На глаза мальчишки навернулись слезы.
Федор как-то разом успокоился. «Блаженный какой-то, – подумал он с неприязнью. – Не от мира сего. С таким поговори-ка, попробуй! Уродец…» Он закинул ружье на плечо и пошел прочь. Уже проходя через заросли, он все еще чувствовал спиной враждебный взгляд мальчишки.
И было это неприятно, непонятно почему.
Когда Федор вышел на опушку, где ждали лошади, настроение у него было неважное. До смешного: это что ж, я так привык, что все восхищаются, умиляются, в рот заглядывают, подличают, что уж из-за какого-то деревенского юродивого, косо посмотревшего, на стенку залезть готов? Но все-таки… Те, что тут почище, только и вьются: «Лишь бы все заладилось, Федор Карпыч, дай Бог вам здоровья, Федор Карпыч… Хоть бы вы тут обжились, Федор Карпыч!» – а этот гаденыш: «Уезжай!»
Смотрел так… Из-за чего смотрел-то? Что я ему сделал? Обездолил, что ли? Обидел? «Уезжай!»
Чушь это все.
Игнат подвел вороного.

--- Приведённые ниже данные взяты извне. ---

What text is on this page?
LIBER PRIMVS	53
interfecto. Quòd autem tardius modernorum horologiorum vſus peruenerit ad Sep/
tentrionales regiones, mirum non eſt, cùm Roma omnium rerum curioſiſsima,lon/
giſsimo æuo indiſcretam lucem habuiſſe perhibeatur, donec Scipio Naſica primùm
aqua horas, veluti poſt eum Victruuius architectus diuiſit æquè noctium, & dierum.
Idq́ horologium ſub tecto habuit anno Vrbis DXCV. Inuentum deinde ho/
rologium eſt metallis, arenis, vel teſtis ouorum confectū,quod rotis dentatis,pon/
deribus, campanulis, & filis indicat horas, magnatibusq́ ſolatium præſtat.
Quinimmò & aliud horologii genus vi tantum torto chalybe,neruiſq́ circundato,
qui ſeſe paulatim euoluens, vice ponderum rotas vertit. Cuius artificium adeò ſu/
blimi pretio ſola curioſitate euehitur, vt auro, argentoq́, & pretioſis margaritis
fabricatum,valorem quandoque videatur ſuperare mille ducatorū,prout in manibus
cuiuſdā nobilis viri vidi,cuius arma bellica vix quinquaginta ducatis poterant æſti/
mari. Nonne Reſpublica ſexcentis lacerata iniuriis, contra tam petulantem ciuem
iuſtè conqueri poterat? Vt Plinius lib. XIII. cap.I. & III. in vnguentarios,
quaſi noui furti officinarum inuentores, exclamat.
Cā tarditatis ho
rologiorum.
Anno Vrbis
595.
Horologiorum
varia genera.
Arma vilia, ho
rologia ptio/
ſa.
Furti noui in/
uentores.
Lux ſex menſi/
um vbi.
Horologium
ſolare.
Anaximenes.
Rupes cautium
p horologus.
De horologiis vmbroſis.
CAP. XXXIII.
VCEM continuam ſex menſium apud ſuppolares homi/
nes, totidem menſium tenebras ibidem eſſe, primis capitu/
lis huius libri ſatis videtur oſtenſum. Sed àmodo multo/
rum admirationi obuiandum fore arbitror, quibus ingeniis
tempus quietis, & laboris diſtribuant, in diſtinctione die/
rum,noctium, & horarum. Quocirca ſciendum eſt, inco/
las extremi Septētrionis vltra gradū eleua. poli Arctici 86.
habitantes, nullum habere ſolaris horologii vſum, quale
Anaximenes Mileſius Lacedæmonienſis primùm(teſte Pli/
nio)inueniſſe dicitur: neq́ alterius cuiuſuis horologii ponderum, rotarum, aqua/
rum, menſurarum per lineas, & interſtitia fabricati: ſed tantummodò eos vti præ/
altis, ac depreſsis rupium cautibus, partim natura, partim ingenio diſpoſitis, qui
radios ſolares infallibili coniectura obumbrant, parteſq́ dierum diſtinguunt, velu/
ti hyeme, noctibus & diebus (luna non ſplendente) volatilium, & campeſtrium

Промолчал, конечно. Вот Кузьмич, тот промолчать не может, ему надо свое слово вставить, не знают без него:
– За куницей гонялись? Ну и стоило ли?
– Ушла, – бросил Федор.
– Дурной тут лес, – сказал Кузьмич. – Право слово – дурной. Вот Фрола-то бревном придавило – то ли будет еще, помяните мое слово. Попа бы позвать на вырубку, да святой водицей побрызгать…
Федор усмехнулся. Попа! Суеверы… развели бодягу: дурак не оберегся – и пошли разговоры, пошли пересуды, начинается! Попа им… хотя…
– Ладно, – сказал снисходительно. – Будет тебе поп, душа христианская. Не повредит, да и болтать перестанут. Пошли, когда приедем, к отцу Василию – скажешь, побеседовать зову.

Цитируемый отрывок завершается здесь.